Elle a une fille mariée avec le marquis de Maulny, fils du maréchal d’Étampes, son proche parent. C’est une fort jolie personne, mais il falloit être bien hardi pour l’épouser : c’étoit une terrible éveillée.

On en fait un conte assez gaillard. Sa mère lui faisoit apprendre en même temps à écrire, à dessiner, à danser, à chanter, à jouer du luth, et même à jouer des gobelets. On lui montroit l’italien, l’espagnol et l’allemand. Or ils menèrent un jeune Allemand au Grand-Pressigny, qui étoit beau garçon, mais fort innocent. Un jour que la demoiselle étoit sur son lit, elle lui dit en allemand : « Un tel, mettez-vous là, auprès de moi. » Il s’y met..... « Ah ! mademoiselle, lui dit cet adolescent, vous me perdez. — Voire, voire, répondit-elle, vous vous moquez… Je dirai que vous m’en avez priée. » On dit que l’Allemand ne fit pas comme Joseph. On dit qu’un jour le cardinal de Richelieu pria madame de Pisieux de la faire chanter.
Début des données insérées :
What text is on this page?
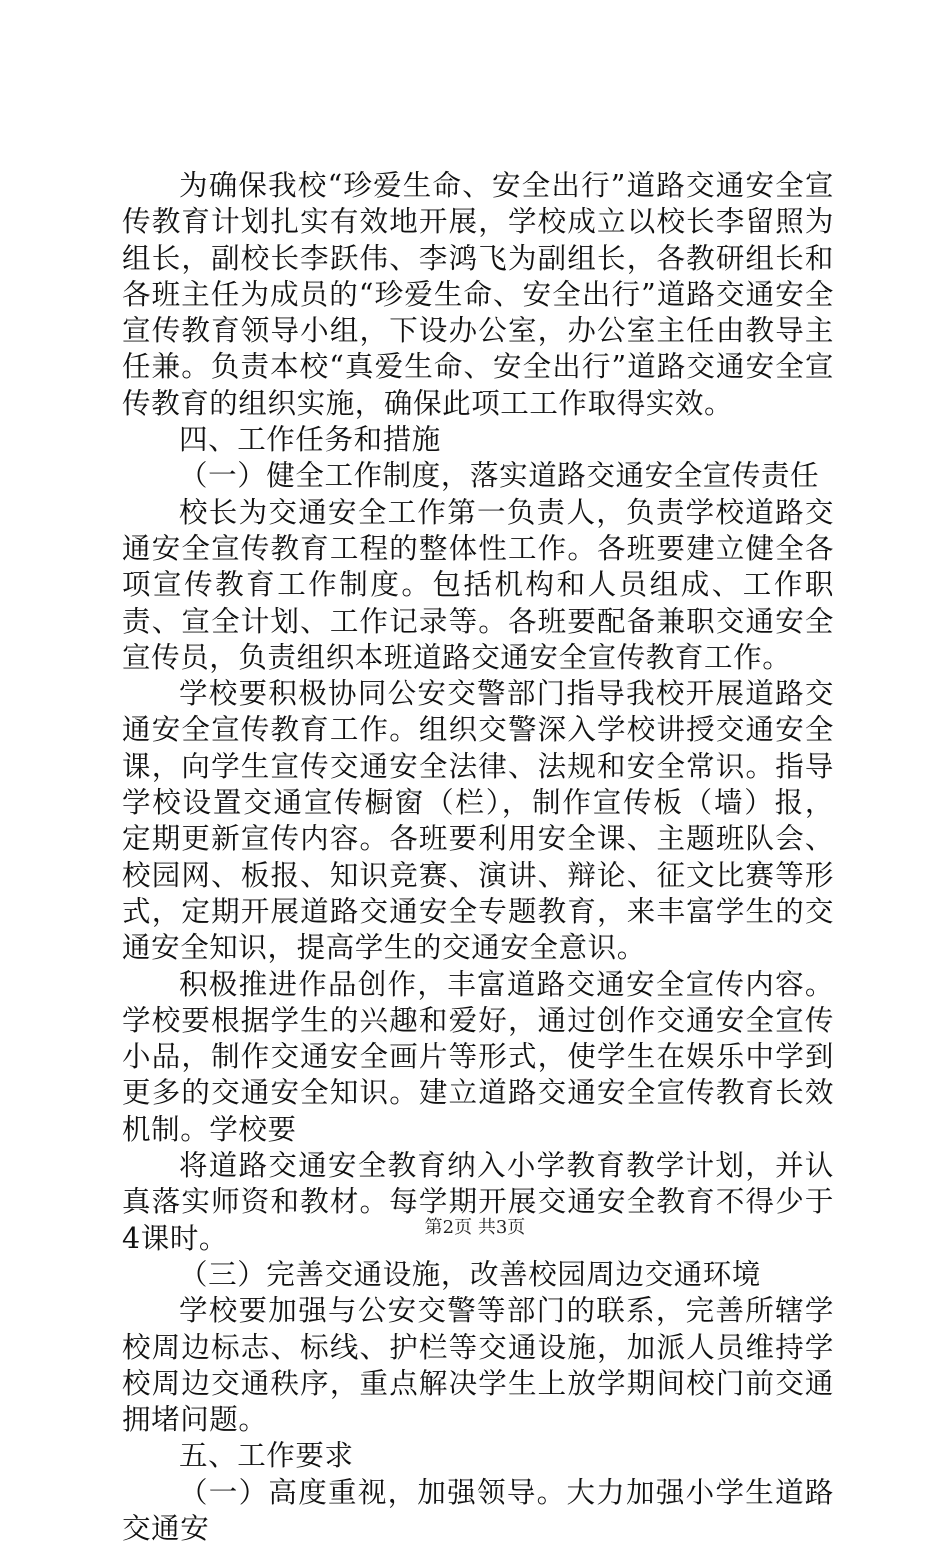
为确保我校“珍爱生命、安全出行”道路交通安全宣传教育计划扎实有效地开展，学校成立以校长李留照为组长，副校长李跃伟、李鸿飞为副组长，各教研组长和各班主任为成员的“珍爱生命、安全出行”道路交通安全宣传教育领导小组，下设办公室，办公室主任由教导主任兼。负责本校“真爱生命、安全出行”道路交通安全宣传教育的组织实施，确保此项工工作取得实效。

四、工作任务和措施

（一）健全工作制度，落实道路交通安全宣传责任

校长为交通安全工作第一负责人，负责学校道路交通安全宣传教育工程的整体性工作。各班要建立健全各项宣传教育工作制度。包括机构和人员组成、工作职责、宣全计划、工作记录等。各班要配备兼职交通安全宣传员，负责组织本班道路交通安全宣传教育工作。

学校要积极协同公安交警部门指导我校开展道路交通安全宣传教育工作。组织交警深入学校讲授交通安全课，向学生宣传交通安全法律、法规和安全常识。指导学校设置交通宣传橱窗（栏），制作宣传板（墙）报，定期更新宣传内容。各班要利用安全课、主题班队会、校园网、板报、知识竞赛、演讲、辩论、征文比赛等形式，定期开展道路交通安全专题教育，来丰富学生的交通安全知识，提高学生的交通安全意识。

积极推进作品创作，丰富道路交通安全宣传内容。学校要根据学生的兴趣和爱好，通过创作交通安全宣传小品，制作交通安全画片等形式，使学生在娱乐中学到更多的交通安全知识。建立道路交通安全宣传教育长效机制。学校要

将道路交通安全教育纳入小学教育教学计划，并认真落实师资和教材。每学期开展交通安全教育不得少于4课时。

（三）完善交通设施，改善校园周边交通环境

学校要加强与公安交警等部门的联系，完善所辖学校周边标志、标线、护栏等交通设施，加派人员维持学校周边交通秩序，重点解决学生上放学期间校门前交通拥堵问题。

五、工作要求

（一）高度重视，加强领导。大力加强小学生道路交通安

第2页 共3页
Elle étoit encore fille ; elle, peut-être par bizarrerie, ou bien ne prenant point de plaisir à faire la chanteuse, après s’être bien fait prier, se mit à chanter une chanson de laquais, où il y a à la fin :

J’ai grand mal au vistannoire,
 J’ai grand mal au doigt.

Le cardinal trouva cela assez ridicule, et dit à la mère : « Madame, je vous conseille de bien prendre garde au vistannoire de mademoiselle votre fille. »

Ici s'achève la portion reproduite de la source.